Dünya çapında referans sağlık kurumu olmak isteyen hastanelerin, kaliteli sağlık hizmeti ve mükemmel hasta memnuniyeti için, teknolojik olarak yüksek standartlı tanı ve tedavi ünitelerine ihtiyacı vardır. Ayrıca, Yüksek teknolojili sistem ve cihazlar yanında, profesyonel, bilgili ve tecrübeli, kurumunun misyon ve vizyonuna sahip kadrolar gerekir.
Sağlık kurumları; bağımsız ulusal ve uluslararası kabul görmüş ve saygın denetim kuruluşlarına üye olarak, kaliteli hizmet sunma yeteneklerini denetime açarak onaylatılmalıdır. Bilimsel araştırmaları destekleyerek, çalışanlarıyla yeni ve güncel bilgilerin paylaşıldığı toplantılar ve uygulamalarla kendisini sürekli geliştirmelidir. Ulaşabildiği kadarıyla toplumla, yakın çevresiyle ve diğer sağlık profesyonelleriyle interaktif aktivitelerde bulunmalıdır. Hastanelerde klinik laboratuvarlar, ileri teknolojilerin etkin ve verimli şekilde kullanıldığı bölümlerin başında gelir. Laboratuvar hizmetlerinde gerekli standardizasyonun sağlanarak, yapılan testlerin doğruluğu, tekrarlanabilirliği, hassasiyeti ve özgünlüğü objektif, bilimsel yöntemlerle değerlendirilmeli, gerek iç kalite kontrol, gerekse dış kalite kontrol çok titiz bir şekilde uygulanmalı ve denetlenmelidir. Klinik kimya, seroloji, bakteriyoloji, hematoloji, endokrin, immünoloji ve genetik gibi tüm bölümleriyle, klinik laboratuvar hizmetleri günümüz tıbbının gelişmesine imkan sağlamıştır. Son zamanlarda hücresel ve moleküler düzeydeki araştırmalarla geliştirilen yeni testlerin kullanılmaya başlamasıyla, sağlığın her alanında laboratuvar desteğinin önemi daha da artmıştır.

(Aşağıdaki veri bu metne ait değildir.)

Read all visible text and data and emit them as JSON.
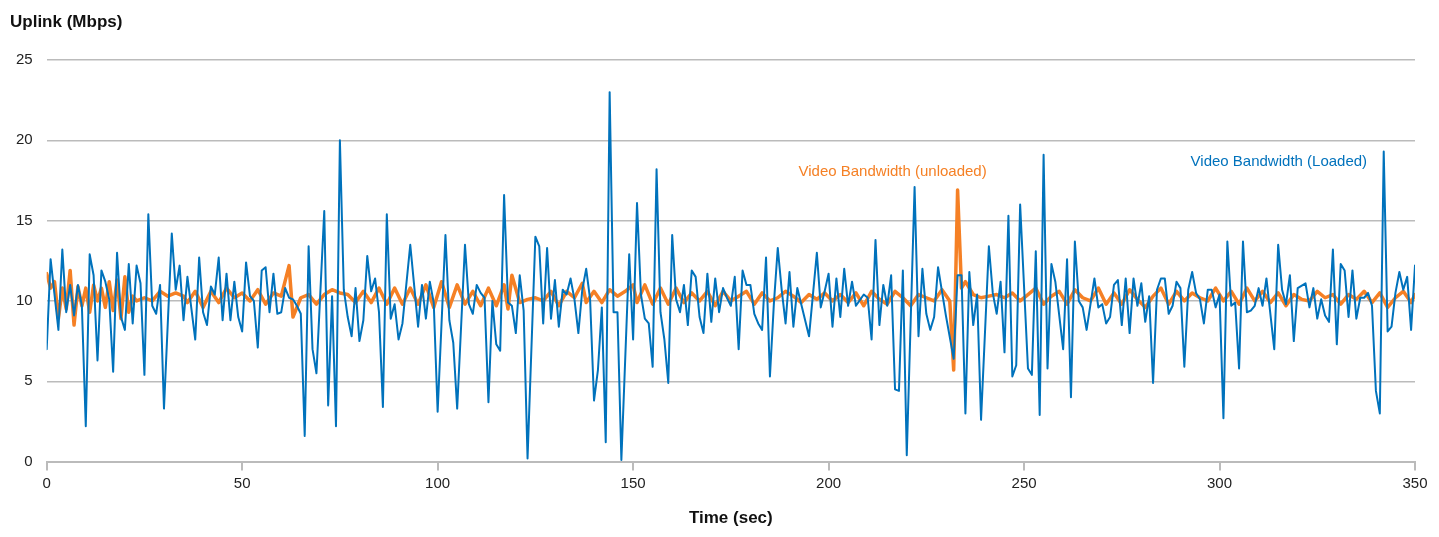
{
  "chart_data": {
    "type": "line",
    "xlabel": "Time (sec)",
    "ylabel": "Uplink (Mbps)",
    "xlim": [
      0,
      350
    ],
    "xticks": [
      0,
      50,
      100,
      150,
      200,
      250,
      300,
      350
    ],
    "ylim": [
      0,
      25
    ],
    "yticks": [
      0,
      5,
      10,
      15,
      20,
      25
    ],
    "grid": "y",
    "legend": false,
    "marker": "none",
    "line_style": "solid",
    "series": [
      {
        "name": "Video Bandwidth (Loaded)",
        "color": "#0072bc",
        "x": [
          0,
          1,
          3,
          4,
          5,
          6,
          7,
          8,
          9,
          10,
          11,
          12,
          13,
          14,
          15,
          16,
          17,
          18,
          19,
          20,
          21,
          22,
          23,
          24,
          25,
          26,
          27,
          28,
          29,
          30,
          32,
          33,
          34,
          35,
          36,
          38,
          39,
          40,
          41,
          42,
          43,
          44,
          45,
          46,
          47,
          48,
          49,
          50,
          51,
          52,
          53,
          54,
          55,
          56,
          57,
          58,
          59,
          60,
          61,
          62,
          63,
          64,
          65,
          66,
          67,
          68,
          69,
          71,
          72,
          73,
          74,
          75,
          76,
          77,
          78,
          79,
          80,
          81,
          82,
          83,
          84,
          85,
          86,
          87,
          88,
          89,
          90,
          91,
          93,
          95,
          96,
          97,
          98,
          99,
          100,
          102,
          103,
          104,
          105,
          107,
          108,
          109,
          110,
          111,
          112,
          113,
          114,
          115,
          116,
          117,
          118,
          119,
          120,
          121,
          122,
          123,
          125,
          126,
          127,
          128,
          129,
          130,
          131,
          132,
          133,
          134,
          135,
          136,
          137,
          138,
          139,
          140,
          141,
          142,
          143,
          144,
          145,
          146,
          147,
          149,
          150,
          151,
          152,
          153,
          154,
          155,
          156,
          157,
          158,
          159,
          160,
          161,
          162,
          163,
          164,
          165,
          166,
          167,
          168,
          169,
          170,
          171,
          172,
          173,
          174,
          175,
          176,
          177,
          178,
          179,
          180,
          181,
          182,
          183,
          184,
          185,
          186,
          187,
          188,
          189,
          190,
          191,
          192,
          195,
          197,
          198,
          199,
          200,
          201,
          202,
          203,
          204,
          205,
          206,
          207,
          209,
          210,
          211,
          212,
          213,
          214,
          215,
          216,
          217,
          218,
          219,
          220,
          222,
          223,
          224,
          225,
          226,
          227,
          228,
          230,
          232,
          233,
          234,
          235,
          236,
          237,
          238,
          239,
          241,
          242,
          243,
          244,
          245,
          246,
          247,
          248,
          249,
          251,
          252,
          253,
          254,
          255,
          256,
          257,
          258,
          260,
          261,
          262,
          263,
          264,
          265,
          266,
          268,
          269,
          270,
          271,
          272,
          273,
          274,
          275,
          276,
          277,
          278,
          279,
          280,
          281,
          282,
          283,
          284,
          285,
          286,
          287,
          288,
          289,
          290,
          291,
          292,
          293,
          294,
          295,
          296,
          297,
          298,
          299,
          300,
          301,
          302,
          303,
          304,
          305,
          306,
          307,
          308,
          309,
          310,
          311,
          312,
          314,
          315,
          316,
          317,
          318,
          319,
          320,
          322,
          323,
          324,
          325,
          326,
          327,
          328,
          329,
          330,
          331,
          332,
          333,
          334,
          335,
          336,
          337,
          338,
          339,
          340,
          341,
          342,
          343,
          344,
          345,
          346,
          347,
          348,
          349,
          350
        ],
        "values": [
          7.0,
          12.6,
          8.2,
          13.2,
          9.3,
          11.0,
          9.1,
          11.0,
          9.7,
          2.2,
          12.9,
          11.6,
          6.3,
          11.9,
          11.2,
          10.1,
          5.6,
          13.0,
          9.0,
          8.2,
          12.3,
          8.6,
          12.2,
          11.1,
          5.4,
          15.4,
          9.7,
          9.2,
          11.0,
          3.3,
          14.2,
          10.7,
          12.2,
          8.8,
          11.5,
          7.6,
          12.7,
          9.3,
          8.5,
          10.9,
          10.4,
          12.7,
          8.8,
          11.7,
          8.8,
          11.2,
          9.0,
          8.1,
          12.4,
          10.3,
          10.0,
          7.1,
          11.9,
          12.1,
          9.3,
          11.7,
          9.2,
          9.3,
          10.8,
          10.2,
          10.1,
          9.7,
          9.2,
          1.6,
          13.4,
          7.0,
          5.5,
          15.6,
          3.5,
          10.3,
          2.2,
          20.0,
          10.7,
          9.0,
          7.8,
          10.8,
          7.5,
          8.8,
          12.8,
          10.6,
          11.4,
          9.3,
          3.4,
          15.4,
          8.9,
          9.8,
          7.6,
          8.6,
          13.5,
          8.4,
          11.0,
          8.9,
          11.2,
          9.9,
          3.1,
          14.1,
          8.8,
          7.4,
          3.3,
          13.5,
          9.8,
          9.2,
          11.0,
          10.5,
          10.2,
          3.7,
          10.0,
          7.3,
          6.9,
          16.6,
          9.9,
          9.7,
          8.0,
          11.6,
          9.4,
          0.2,
          14.0,
          13.4,
          8.6,
          13.3,
          8.9,
          11.3,
          8.4,
          10.7,
          10.4,
          11.4,
          10.1,
          8.0,
          10.7,
          12.0,
          10.1,
          3.8,
          5.7,
          9.6,
          1.2,
          23.0,
          9.3,
          9.3,
          0.1,
          12.9,
          7.6,
          16.1,
          10.4,
          8.9,
          8.6,
          5.9,
          18.2,
          9.3,
          7.6,
          4.9,
          14.1,
          10.1,
          9.3,
          11.0,
          8.5,
          11.9,
          11.5,
          9.0,
          8.0,
          11.7,
          8.7,
          11.4,
          9.3,
          10.8,
          10.2,
          9.7,
          11.5,
          7.0,
          11.9,
          11.0,
          11.0,
          9.2,
          8.6,
          8.2,
          12.7,
          5.3,
          9.8,
          13.3,
          10.7,
          8.6,
          11.8,
          8.4,
          10.8,
          7.8,
          13.0,
          9.6,
          10.6,
          11.7,
          8.4,
          11.4,
          9.0,
          12.0,
          9.7,
          11.2,
          9.7,
          10.4,
          10.2,
          7.6,
          13.8,
          8.5,
          11.0,
          9.7,
          11.6,
          4.5,
          4.4,
          11.9,
          0.4,
          17.1,
          7.8,
          12.0,
          9.2,
          8.2,
          9.0,
          12.1,
          9.1,
          6.4,
          11.6,
          11.6,
          3.0,
          11.8,
          8.5,
          10.4,
          2.6,
          13.4,
          10.5,
          9.2,
          11.2,
          6.8,
          15.3,
          5.3,
          6.0,
          16.0,
          5.8,
          5.4,
          13.1,
          2.9,
          19.1,
          5.8,
          12.3,
          11.2,
          7.0,
          12.6,
          4.0,
          13.7,
          10.0,
          9.6,
          8.2,
          11.4,
          9.6,
          9.8,
          8.6,
          9.0,
          11.0,
          11.3,
          8.5,
          11.4,
          8.0,
          11.4,
          9.7,
          11.1,
          8.7,
          10.3,
          4.9,
          10.7,
          11.4,
          11.4,
          9.2,
          9.7,
          11.2,
          10.8,
          5.9,
          10.7,
          11.8,
          10.5,
          10.1,
          8.6,
          10.7,
          10.7,
          9.6,
          10.4,
          2.7,
          13.7,
          9.7,
          9.9,
          5.8,
          13.7,
          9.3,
          9.4,
          9.7,
          10.8,
          9.7,
          11.4,
          7.0,
          13.5,
          10.7,
          9.8,
          11.6,
          7.5,
          10.8,
          11.1,
          9.6,
          10.8,
          8.9,
          10.1,
          9.1,
          8.7,
          13.2,
          7.3,
          12.3,
          11.9,
          9.0,
          11.9,
          8.9,
          10.2,
          10.2,
          10.5,
          9.7,
          4.4,
          3.0,
          19.3,
          8.1,
          8.4,
          10.5,
          11.8,
          10.7,
          11.5,
          8.2,
          12.2
        ]
      },
      {
        "name": "Video Bandwidth (unloaded)",
        "color": "#f58025",
        "x": [
          0,
          1,
          2,
          3,
          4,
          5,
          6,
          7,
          8,
          9,
          10,
          11,
          12,
          13,
          14,
          15,
          16,
          17,
          18,
          19,
          20,
          21,
          22,
          23,
          25,
          27,
          29,
          31,
          33,
          35,
          36,
          38,
          40,
          42,
          44,
          46,
          48,
          50,
          52,
          54,
          56,
          58,
          60,
          62,
          63,
          65,
          67,
          69,
          71,
          73,
          75,
          77,
          79,
          81,
          83,
          85,
          87,
          89,
          91,
          93,
          95,
          97,
          99,
          101,
          103,
          105,
          107,
          109,
          111,
          113,
          115,
          117,
          118,
          119,
          121,
          123,
          125,
          127,
          129,
          131,
          133,
          135,
          137,
          138,
          140,
          142,
          144,
          146,
          148,
          150,
          151,
          153,
          155,
          157,
          159,
          161,
          163,
          165,
          167,
          169,
          171,
          173,
          175,
          177,
          179,
          181,
          183,
          185,
          187,
          189,
          191,
          193,
          195,
          197,
          199,
          201,
          203,
          205,
          207,
          209,
          211,
          213,
          215,
          217,
          219,
          221,
          223,
          225,
          227,
          229,
          231,
          232,
          233,
          234,
          235,
          237,
          239,
          241,
          243,
          245,
          247,
          249,
          251,
          253,
          255,
          257,
          259,
          261,
          263,
          265,
          267,
          269,
          271,
          273,
          275,
          277,
          279,
          281,
          283,
          285,
          287,
          289,
          291,
          293,
          295,
          297,
          299,
          301,
          303,
          305,
          307,
          309,
          311,
          313,
          315,
          317,
          319,
          321,
          323,
          325,
          327,
          329,
          331,
          333,
          335,
          337,
          339,
          341,
          343,
          345,
          347,
          349,
          350
        ],
        "values": [
          11.7,
          10.8,
          11.2,
          8.9,
          10.8,
          9.5,
          11.9,
          8.5,
          10.9,
          9.7,
          10.8,
          9.3,
          11.0,
          10.0,
          10.8,
          9.6,
          11.2,
          9.4,
          11.3,
          8.9,
          11.5,
          9.3,
          10.3,
          10.0,
          10.2,
          10.0,
          10.6,
          10.3,
          10.5,
          10.3,
          9.9,
          10.6,
          9.6,
          10.6,
          9.9,
          10.8,
          10.2,
          10.5,
          10.0,
          10.7,
          9.8,
          10.5,
          10.3,
          12.2,
          9.0,
          10.2,
          10.4,
          9.8,
          10.4,
          10.7,
          10.5,
          10.4,
          9.9,
          10.6,
          9.9,
          10.8,
          9.8,
          10.8,
          9.8,
          10.8,
          9.8,
          11.0,
          9.6,
          11.2,
          9.6,
          11.0,
          9.8,
          10.6,
          9.7,
          10.8,
          9.7,
          11.0,
          9.5,
          11.6,
          9.9,
          10.1,
          10.2,
          10.0,
          10.6,
          9.7,
          10.6,
          10.2,
          11.1,
          9.9,
          10.6,
          9.9,
          10.7,
          10.3,
          10.6,
          11.0,
          9.9,
          11.0,
          9.8,
          10.8,
          9.8,
          10.8,
          9.9,
          10.5,
          10.0,
          10.6,
          9.7,
          10.6,
          10.0,
          10.3,
          10.6,
          9.8,
          10.5,
          10.0,
          10.2,
          10.6,
          10.3,
          9.9,
          10.4,
          10.1,
          10.5,
          10.0,
          10.4,
          9.9,
          10.5,
          9.7,
          10.6,
          10.1,
          9.8,
          10.6,
          10.2,
          9.7,
          10.4,
          10.2,
          10.0,
          10.7,
          10.0,
          5.7,
          16.9,
          10.8,
          11.2,
          10.4,
          10.2,
          10.3,
          10.4,
          10.2,
          10.5,
          10.0,
          10.4,
          10.8,
          9.8,
          10.3,
          10.6,
          9.8,
          10.7,
          10.2,
          10.0,
          10.8,
          9.8,
          10.5,
          9.8,
          10.7,
          10.1,
          9.6,
          10.3,
          10.8,
          9.8,
          10.6,
          10.0,
          10.5,
          10.2,
          10.0,
          10.8,
          10.0,
          10.6,
          9.8,
          10.8,
          10.0,
          10.6,
          9.9,
          10.5,
          9.7,
          10.4,
          10.1,
          10.0,
          10.6,
          10.2,
          10.4,
          9.8,
          10.4,
          10.1,
          10.6,
          9.9,
          10.5,
          9.6,
          10.2,
          10.6,
          9.9,
          10.4
        ]
      }
    ]
  }
}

Laboratuvarlar hızlı ve doğru bir şekilde sonuçlandırdığı testlerle, tıbbi uygulamalarda hekimlerin kararında etkili olmakta, hastalığın erken ve kesin tanısına, en uygun tedavinin yapılmasına, prognozun belirlenmesine çok önemli katkılarda bulunmaktadır.
Bilimsel ve teknolojik araştırmalar sonucunda otomasyona geçilerek, yeni analiz sistemleri ve yöntemler geliştirilmiştir. Böylece analizlerde hata kaynağı olabilen manuel işlemler ortadan kaldırılarak, kanda nanogram, pikogram gibi çok düşük miktarlarda bulunan hormon ve diğer maddeler çok hızlı ve doğru bir şekilde ölçülmeye başlamıştır.
Kaliteli sağlık hizmetinde hedef, sıfır hata olduğundan, hekimlerin kendileri için çok önemli olan laboratuvar sonuçlarına güvenmesi gerekir. Hasta güvenliği açısından hastaların tıbbi kayıtlarında, dosyalarında bulunan objektif bilgilerin %70’ini laboratuvar test sonuçları oluşturmaktadır. Sağlık hizmetinde çıkacak bir aksaklık, insan hayatında çok kötü sonuçlara yol açabilir.